Speaking to the workers and craftsmen who have toiled around the clock since the April 2019 fire that gutted Notre Dame, President Emmanuel Macron congratulated those present — remarking “bravo” — but said “very demanding” work lay ahead because “we will have to meet our targets”.
The target the French president refers to is April 15th, 2024, exactly five years after the cathedral started to burn, a mandatory target he himself set in 2019. The date would coincide with the Summer Olympics being hosted by France.
While the Cathedral may be ‘open’ by presidential decree on that date, those familiar with the project say the rebuild will be far from complete. Two years after the fire, and rebuilding work has not actually commenced yet, as the process of stabilising the stone structure of the church from collapsing after being weakened by the intense blaze is still ongoing.
The actual rebuilding is due to begin by the end of 2021. Retired French General Jean-Louis Georgelin, who is in charge of the rebuild and accompanied President Macron on his tour, underlined this by confirming that Notre Dame would indeed host a Te Deum service of thanksgiving on April 16th 2024, but that building work would still be ongoing at that date, reports Le Parisien.
The Daily Telegraph reports the general’s words to a French radio station when he said: “The goal is to celebrate a service in 2024. Which does not mean that everything will be finished, far from it… We will meet the deadline. We are reaching a critical point in the construction work, the end of the securing phase.”
Notre Dame’s rector Rector Patrick Chauvet said earlier this month that rebuilding the church fully would take “15 to 20” years. Over €800 million (£694m/$957m) has been raised worldwide for the effort.
While President Macron is pushing to have his 2024 goal honoured, some of his other desires for the rebuild have already been overruled. The French premiere was among the first to support a ‘creative’, non-faithful rebuilding of Notre Dame in the days after the fire. Modernist architects leapt at the chance, proposing a series of major changes including a glass roof and even a crystal spire to replace the timber one that had been destroyed.
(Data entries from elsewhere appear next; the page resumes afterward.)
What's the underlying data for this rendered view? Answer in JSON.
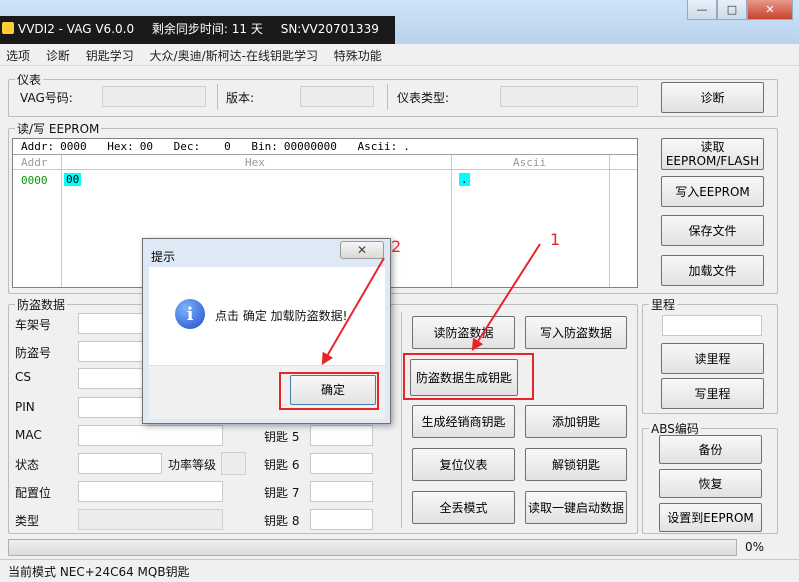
{
  "window": {
    "app_title": "VVDI2 - VAG V6.0.0",
    "sync_time": "剩余同步时间: 11 天",
    "serial": "SN:VV20701339",
    "ctrl_min": "—",
    "ctrl_max": "□",
    "ctrl_close": "✕"
  },
  "menu": [
    "选项",
    "诊断",
    "钥匙学习",
    "大众/奥迪/斯柯达-在线钥匙学习",
    "特殊功能"
  ],
  "instrument": {
    "legend": "仪表",
    "vag_label": "VAG号码:",
    "version_label": "版本:",
    "type_label": "仪表类型:",
    "diag_button": "诊断"
  },
  "eeprom": {
    "legend": "读/写 EEPROM",
    "addr_label": "Addr:",
    "addr_value": "0000",
    "hex_label": "Hex:",
    "hex_value": "00",
    "dec_label": "Dec:",
    "dec_value": "0",
    "bin_label": "Bin:",
    "bin_value": "00000000",
    "ascii_label": "Ascii:",
    "ascii_value": ".",
    "col_addr": "Addr",
    "col_hex": "Hex",
    "col_ascii": "Ascii",
    "row_addr": "0000",
    "row_hex": "00",
    "row_ascii": ".",
    "btn_read_line1": "读取",
    "btn_read_line2": "EEPROM/FLASH",
    "btn_write": "写入EEPROM",
    "btn_save": "保存文件",
    "btn_load": "加载文件"
  },
  "immo": {
    "legend": "防盗数据",
    "labels": [
      "车架号",
      "防盗号",
      "CS",
      "PIN",
      "MAC",
      "状态",
      "配置位",
      "类型"
    ],
    "power_label": "功率等级",
    "keys": [
      "钥匙 5",
      "钥匙 6",
      "钥匙 7",
      "钥匙 8"
    ]
  },
  "actions": {
    "read_immo": "读防盗数据",
    "write_immo": "写入防盗数据",
    "gen_key": "防盗数据生成钥匙",
    "gen_dealer_key": "生成经销商钥匙",
    "add_key": "添加钥匙",
    "reset_cluster": "复位仪表",
    "unlock_key": "解锁钥匙",
    "all_lost": "全丢模式",
    "read_start_data": "读取一键启动数据"
  },
  "mileage": {
    "legend": "里程",
    "read": "读里程",
    "write": "写里程"
  },
  "abs": {
    "legend": "ABS编码",
    "backup": "备份",
    "restore": "恢复",
    "set_eeprom": "设置到EEPROM"
  },
  "progress": {
    "value": 0,
    "label": "0%"
  },
  "status_text": "当前模式 NEC+24C64 MQB钥匙",
  "dialog": {
    "title": "提示",
    "message": "点击 确定 加载防盗数据!",
    "ok": "确定",
    "close": "✕",
    "info_icon": "i"
  },
  "annotations": {
    "label_1": "1",
    "label_2": "2"
  },
  "colors": {
    "highlight": "#e8242a",
    "cyan": "#00ffff",
    "addr_green": "#009900"
  }
}
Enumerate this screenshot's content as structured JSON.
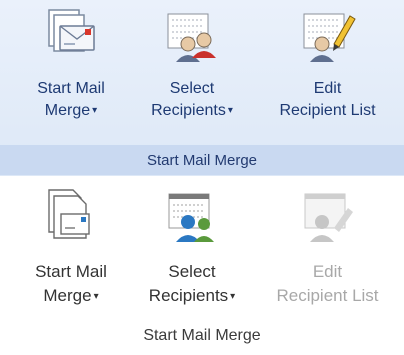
{
  "ribbon_2010": {
    "buttons": [
      {
        "line1": "Start Mail",
        "line2": "Merge",
        "caret": "▾",
        "icon": "envelope-documents-icon"
      },
      {
        "line1": "Select",
        "line2": "Recipients",
        "caret": "▾",
        "icon": "select-recipients-icon"
      },
      {
        "line1": "Edit",
        "line2": "Recipient List",
        "caret": "",
        "icon": "edit-recipient-list-icon"
      }
    ],
    "group_label": "Start Mail Merge",
    "colors": {
      "background": "#dde8f7",
      "footer": "#c9d9f1",
      "text": "#1e3a73"
    }
  },
  "ribbon_2013": {
    "buttons": [
      {
        "line1": "Start Mail",
        "line2": "Merge",
        "caret": "▾",
        "icon": "document-envelope-icon",
        "enabled": true
      },
      {
        "line1": "Select",
        "line2": "Recipients",
        "caret": "▾",
        "icon": "select-recipients-icon",
        "enabled": true
      },
      {
        "line1": "Edit",
        "line2": "Recipient List",
        "caret": "",
        "icon": "edit-recipient-list-icon",
        "enabled": false
      }
    ],
    "group_label": "Start Mail Merge",
    "colors": {
      "text": "#333333",
      "disabled_text": "#a8a8a8",
      "accent_blue": "#2b78c2",
      "accent_green": "#5a9a3c"
    }
  }
}
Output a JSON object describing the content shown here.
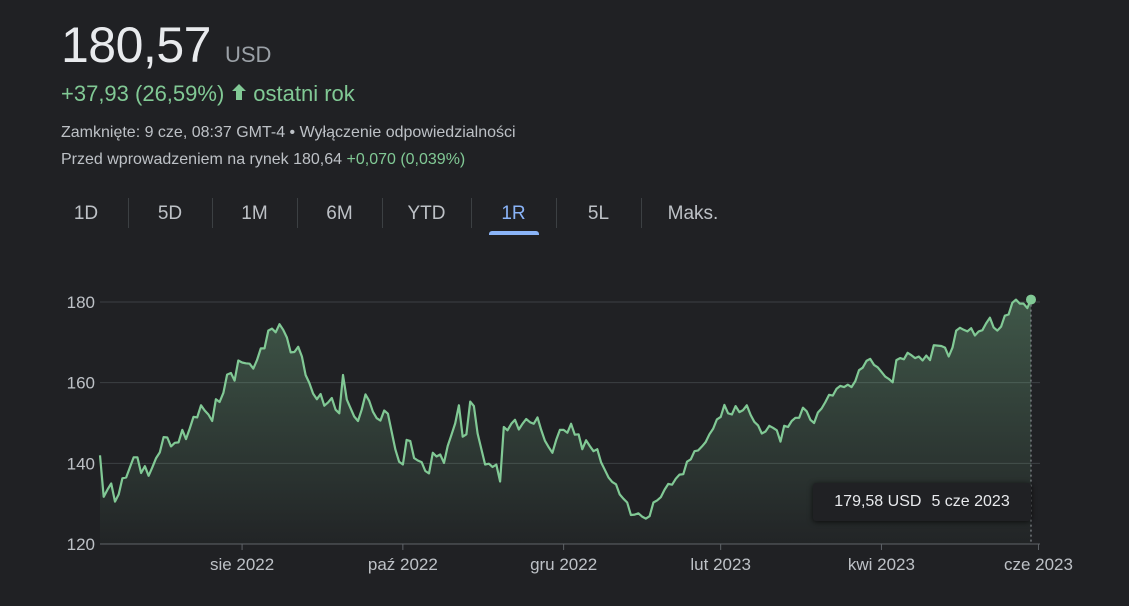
{
  "header": {
    "price": "180,57",
    "currency": "USD",
    "change": "+37,93 (26,59%)",
    "change_period": "ostatni rok",
    "closed_info": "Zamknięte: 9 cze, 08:37 GMT-4 • Wyłączenie odpowiedzialności",
    "premarket_label": "Przed wprowadzeniem na rynek 180,64",
    "premarket_change": "+0,070 (0,039%)"
  },
  "tabs": [
    {
      "label": "1D",
      "active": false
    },
    {
      "label": "5D",
      "active": false
    },
    {
      "label": "1M",
      "active": false
    },
    {
      "label": "6M",
      "active": false
    },
    {
      "label": "YTD",
      "active": false
    },
    {
      "label": "1R",
      "active": true
    },
    {
      "label": "5L",
      "active": false
    },
    {
      "label": "Maks.",
      "active": false
    }
  ],
  "tooltip": {
    "value": "179,58 USD",
    "date": "5 cze 2023"
  },
  "colors": {
    "line": "#81c995",
    "accent": "#8ab4f8",
    "grid": "#3c4043",
    "background": "#202124"
  },
  "chart_data": {
    "type": "area",
    "ylim": [
      120,
      180
    ],
    "yticks": [
      180,
      160,
      140,
      120
    ],
    "xtick_labels": [
      "sie 2022",
      "paź 2022",
      "gru 2022",
      "lut 2023",
      "kwi 2023",
      "cze 2023"
    ],
    "xtick_positions": [
      38,
      81,
      124,
      166,
      209,
      251
    ],
    "cursor_index": 249,
    "values": [
      142.0,
      131.7,
      133.5,
      135.0,
      130.5,
      132.3,
      136.3,
      136.5,
      139.0,
      141.5,
      141.5,
      137.6,
      139.3,
      136.9,
      139.0,
      141.3,
      142.7,
      146.5,
      146.4,
      144.2,
      145.1,
      145.2,
      148.3,
      146.0,
      148.6,
      151.5,
      151.4,
      154.4,
      153.1,
      152.1,
      150.5,
      155.9,
      155.2,
      157.5,
      162.0,
      162.4,
      160.5,
      165.5,
      165.0,
      164.8,
      164.7,
      163.5,
      165.6,
      168.5,
      168.5,
      172.9,
      173.4,
      172.5,
      174.5,
      173.1,
      171.2,
      167.5,
      167.6,
      168.9,
      166.5,
      161.9,
      159.9,
      157.3,
      155.9,
      157.2,
      154.3,
      155.1,
      156.2,
      153.3,
      152.4,
      161.9,
      155.8,
      153.7,
      151.6,
      150.5,
      153.3,
      157.1,
      155.5,
      152.8,
      151.2,
      150.6,
      153.1,
      152.3,
      147.9,
      143.4,
      140.4,
      139.7,
      145.8,
      145.5,
      141.3,
      140.7,
      140.3,
      138.1,
      137.5,
      142.6,
      141.7,
      142.2,
      140.1,
      144.3,
      147.1,
      149.9,
      154.4,
      146.6,
      147.2,
      155.3,
      154.2,
      147.4,
      143.5,
      139.7,
      139.9,
      139.1,
      139.7,
      135.5,
      149.0,
      148.2,
      149.8,
      150.8,
      148.4,
      149.8,
      151.0,
      150.2,
      149.8,
      151.4,
      148.3,
      145.6,
      144.0,
      142.6,
      145.8,
      148.3,
      148.3,
      147.6,
      149.8,
      147.1,
      147.2,
      143.5,
      145.7,
      144.3,
      143.0,
      143.5,
      140.3,
      138.4,
      136.5,
      135.4,
      134.8,
      132.3,
      131.2,
      130.3,
      127.2,
      127.3,
      127.6,
      126.8,
      126.3,
      126.9,
      130.3,
      130.8,
      131.6,
      133.5,
      134.9,
      134.7,
      136.2,
      137.2,
      137.3,
      140.4,
      141.0,
      143.0,
      143.2,
      144.2,
      145.3,
      147.2,
      148.6,
      150.9,
      151.5,
      154.5,
      152.4,
      152.1,
      154.2,
      152.7,
      153.2,
      154.4,
      152.0,
      150.3,
      149.4,
      147.4,
      147.9,
      149.3,
      148.8,
      148.2,
      145.4,
      149.3,
      149.0,
      150.5,
      151.3,
      151.3,
      153.8,
      152.9,
      150.8,
      150.0,
      152.6,
      153.6,
      155.2,
      157.0,
      156.8,
      158.5,
      159.2,
      158.9,
      159.5,
      158.9,
      160.4,
      163.1,
      163.7,
      165.4,
      165.9,
      164.4,
      163.8,
      162.7,
      161.5,
      160.9,
      160.1,
      165.6,
      166.1,
      165.8,
      167.4,
      166.8,
      166.1,
      166.5,
      165.5,
      166.7,
      165.6,
      169.3,
      169.2,
      169.1,
      168.7,
      166.5,
      168.7,
      172.9,
      173.6,
      173.1,
      172.7,
      173.5,
      171.7,
      172.7,
      173.0,
      174.7,
      176.1,
      173.7,
      172.9,
      173.9,
      176.6,
      176.9,
      179.8,
      180.6,
      179.6,
      179.6,
      178.5,
      180.6
    ]
  }
}
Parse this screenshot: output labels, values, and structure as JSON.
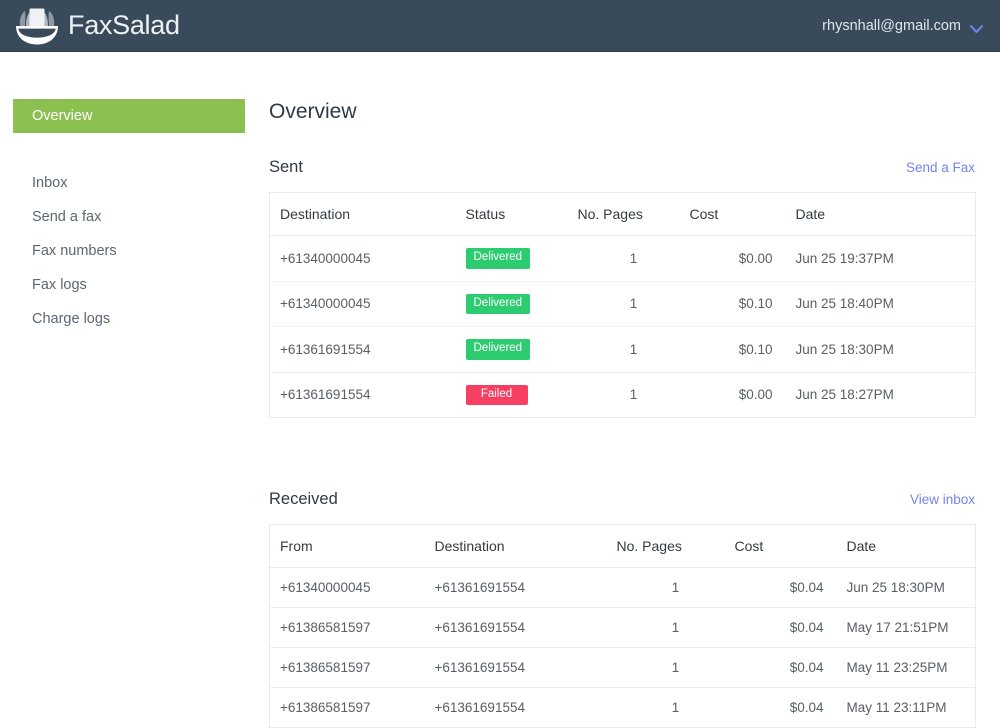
{
  "header": {
    "brand_name": "FaxSalad",
    "brand_logo_icon": "salad-bowl-icon",
    "account_email": "rhysnhall@gmail.com",
    "account_chevron_icon": "chevron-down-icon",
    "background_color": "#394b5a",
    "accent_color": "#8cc152"
  },
  "sidebar": {
    "items": [
      {
        "label": "Overview",
        "active": true
      },
      {
        "label": "Inbox",
        "active": false
      },
      {
        "label": "Send a fax",
        "active": false
      },
      {
        "label": "Fax numbers",
        "active": false
      },
      {
        "label": "Fax logs",
        "active": false
      },
      {
        "label": "Charge logs",
        "active": false
      }
    ]
  },
  "main": {
    "page_title": "Overview",
    "sent": {
      "title": "Sent",
      "link_label": "Send a Fax",
      "columns": [
        "Destination",
        "Status",
        "No. Pages",
        "Cost",
        "Date"
      ],
      "rows": [
        {
          "destination": "+61340000045",
          "status": "Delivered",
          "status_type": "delivered",
          "pages": "1",
          "cost": "$0.00",
          "date": "Jun 25 19:37PM"
        },
        {
          "destination": "+61340000045",
          "status": "Delivered",
          "status_type": "delivered",
          "pages": "1",
          "cost": "$0.10",
          "date": "Jun 25 18:40PM"
        },
        {
          "destination": "+61361691554",
          "status": "Delivered",
          "status_type": "delivered",
          "pages": "1",
          "cost": "$0.10",
          "date": "Jun 25 18:30PM"
        },
        {
          "destination": "+61361691554",
          "status": "Failed",
          "status_type": "failed",
          "pages": "1",
          "cost": "$0.00",
          "date": "Jun 25 18:27PM"
        }
      ]
    },
    "received": {
      "title": "Received",
      "link_label": "View inbox",
      "columns": [
        "From",
        "Destination",
        "No. Pages",
        "Cost",
        "Date"
      ],
      "rows": [
        {
          "from": "+61340000045",
          "destination": "+61361691554",
          "pages": "1",
          "cost": "$0.04",
          "date": "Jun 25 18:30PM"
        },
        {
          "from": "+61386581597",
          "destination": "+61361691554",
          "pages": "1",
          "cost": "$0.04",
          "date": "May 17 21:51PM"
        },
        {
          "from": "+61386581597",
          "destination": "+61361691554",
          "pages": "1",
          "cost": "$0.04",
          "date": "May 11 23:25PM"
        },
        {
          "from": "+61386581597",
          "destination": "+61361691554",
          "pages": "1",
          "cost": "$0.04",
          "date": "May 11 23:11PM"
        }
      ]
    }
  },
  "colors": {
    "badge_delivered": "#2ecc71",
    "badge_failed": "#f73f63",
    "link": "#7684e8",
    "sidebar_active": "#8cc152"
  }
}
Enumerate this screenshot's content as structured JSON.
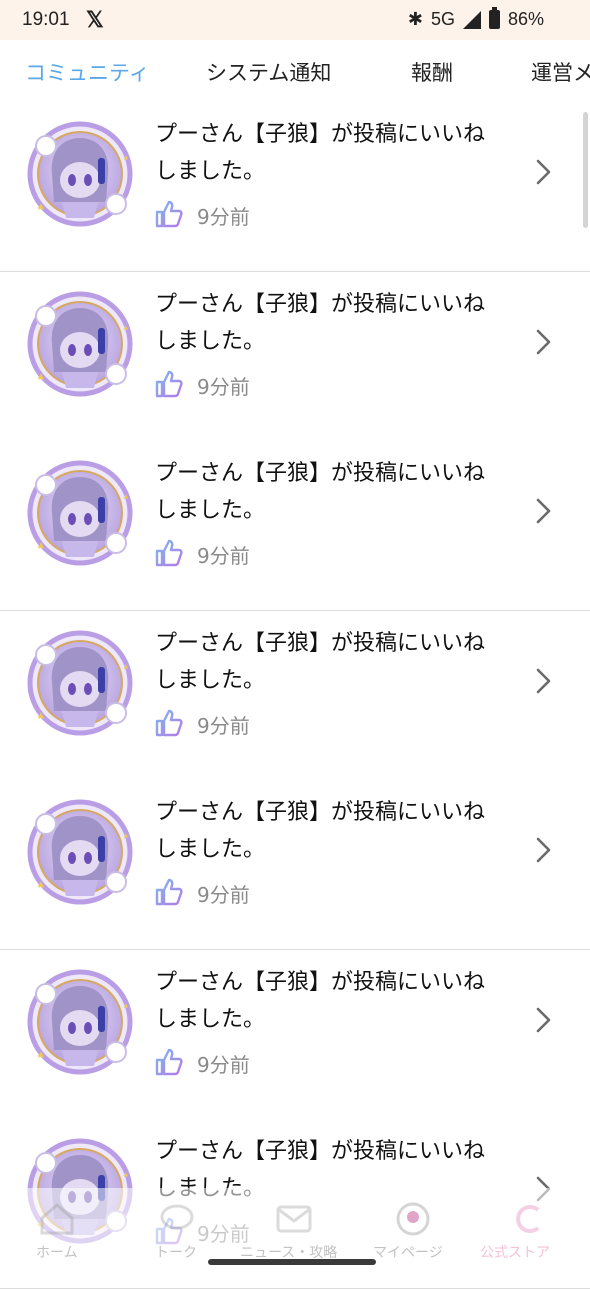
{
  "status_bar": {
    "time": "19:01",
    "network": "5G",
    "battery": "86%",
    "icons": [
      "x-logo-icon",
      "bluetooth-icon",
      "signal-icon",
      "battery-icon"
    ]
  },
  "tabs": [
    {
      "label": "コミュニティ",
      "active": true
    },
    {
      "label": "システム通知",
      "active": false
    },
    {
      "label": "報酬",
      "active": false
    },
    {
      "label": "運営メ",
      "active": false
    }
  ],
  "notifications": [
    {
      "line1": "プーさん【子狼】が投稿にいいね",
      "line2": "しました。",
      "time": "9分前"
    },
    {
      "line1": "プーさん【子狼】が投稿にいいね",
      "line2": "しました。",
      "time": "9分前"
    },
    {
      "line1": "プーさん【子狼】が投稿にいいね",
      "line2": "しました。",
      "time": "9分前"
    },
    {
      "line1": "プーさん【子狼】が投稿にいいね",
      "line2": "しました。",
      "time": "9分前"
    },
    {
      "line1": "プーさん【子狼】が投稿にいいね",
      "line2": "しました。",
      "time": "9分前"
    },
    {
      "line1": "プーさん【子狼】が投稿にいいね",
      "line2": "しました。",
      "time": "9分前"
    },
    {
      "line1": "プーさん【子狼】が投稿にいいね",
      "line2": "しました。",
      "time": "9分前"
    }
  ],
  "bottom_nav": [
    {
      "label": "ホーム",
      "icon": "home-icon"
    },
    {
      "label": "トーク",
      "icon": "chat-icon"
    },
    {
      "label": "ニュース・攻略",
      "icon": "mail-icon"
    },
    {
      "label": "マイページ",
      "icon": "avatar-icon"
    },
    {
      "label": "公式ストア",
      "icon": "store-icon"
    }
  ],
  "colors": {
    "active_tab": "#5aa8e8",
    "like_icon": "#9b7be0",
    "status_bar_bg": "#fdf3ea"
  }
}
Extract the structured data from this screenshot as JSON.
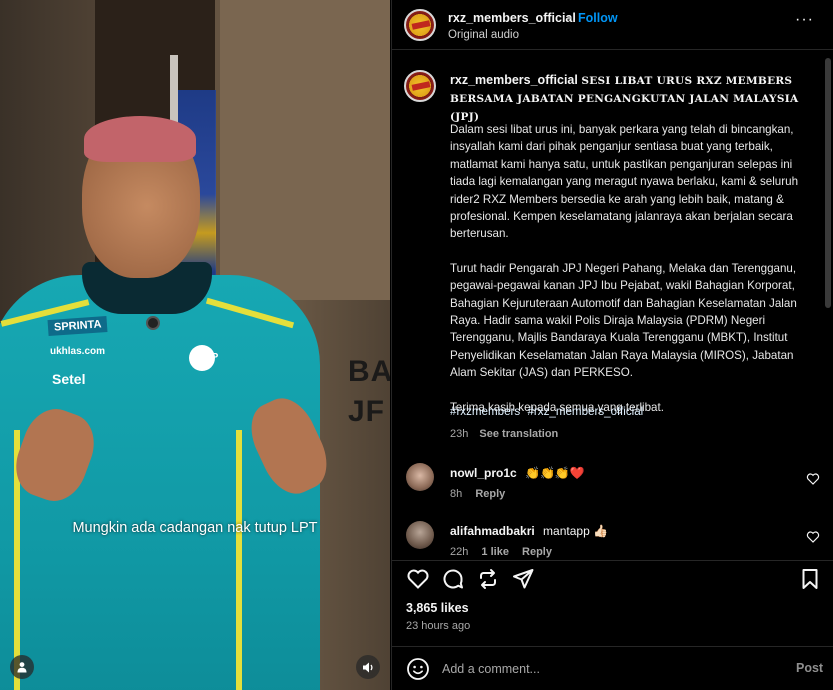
{
  "video": {
    "subtitle": "Mungkin ada cadangan nak tutup LPT",
    "signage": [
      "BA",
      "JF"
    ],
    "shirt_logos": {
      "sprinta": "SPRINTA",
      "uklas": "ukhlas.com",
      "setel": "Setel",
      "shop": "SHOP"
    }
  },
  "header": {
    "username": "rxz_members_official",
    "separator": "•",
    "follow_label": "Follow",
    "audio": "Original audio",
    "more": "···"
  },
  "caption": {
    "username": "rxz_members_official",
    "title": "SESI LIBAT URUS RXZ MEMBERS BERSAMA JABATAN PENGANGKUTAN JALAN MALAYSIA (JPJ)",
    "paragraphs": [
      "Dalam sesi libat urus ini, banyak perkara yang telah di bincangkan, insyallah kami dari pihak penganjur sentiasa buat yang terbaik, matlamat kami hanya satu, untuk pastikan penganjuran selepas ini tiada lagi kemalangan yang meragut nyawa berlaku, kami & seluruh rider2 RXZ Members bersedia ke arah yang lebih baik, matang & profesional. Kempen keselamatang jalanraya akan berjalan secara berterusan.",
      "Turut hadir Pengarah JPJ Negeri Pahang, Melaka dan Terengganu, pegawai-pegawai kanan JPJ Ibu Pejabat, wakil Bahagian Korporat, Bahagian Kejuruteraan Automotif dan Bahagian Keselamatan Jalan Raya. Hadir sama wakil Polis Diraja Malaysia (PDRM) Negeri Terengganu, Majlis Bandaraya Kuala Terengganu (MBKT), Institut Penyelidikan Keselamatan Jalan Raya Malaysia (MIROS), Jabatan Alam Sekitar (JAS) dan PERKESO.",
      "Terima kasih kepada semua yang terlibat."
    ],
    "hashtags": [
      "#rxzmembers",
      "#rxz_members_official"
    ],
    "time": "23h",
    "see_translation": "See translation"
  },
  "comments": [
    {
      "username": "nowl_pro1c",
      "text": "👏👏👏❤️",
      "time": "8h",
      "reply": "Reply",
      "likes": ""
    },
    {
      "username": "alifahmadbakri",
      "text": "mantapp 👍🏻",
      "time": "22h",
      "likes": "1 like",
      "reply": "Reply"
    }
  ],
  "actions": {
    "likes": "3,865 likes",
    "time": "23 hours ago"
  },
  "add_comment": {
    "placeholder": "Add a comment...",
    "post_label": "Post"
  },
  "colors": {
    "accent": "#0095f6",
    "background": "#000000",
    "text": "#f5f5f5",
    "muted": "#a8a8a8",
    "hashtag": "#e0f1ff"
  }
}
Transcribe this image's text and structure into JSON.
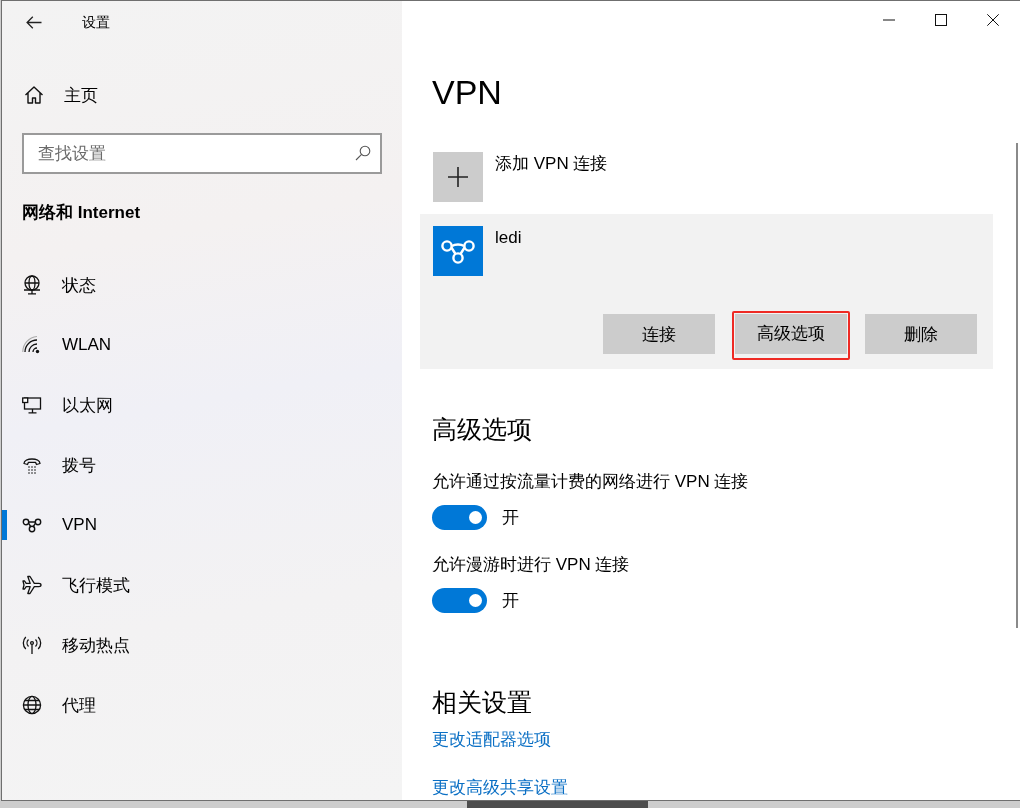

The plans were eventually defeated, however, after a bill on the rebuild was bounced between two houses of the French Parliament — with one house in favour of a modernist redesign, the other for a faithful rebuild. The final decision to stick with tradition would annoy “the concrete lobby and iron lovers”, a French newspaper noted at the time. The roof is to be rebuilt in oak and lead, not steel and glass.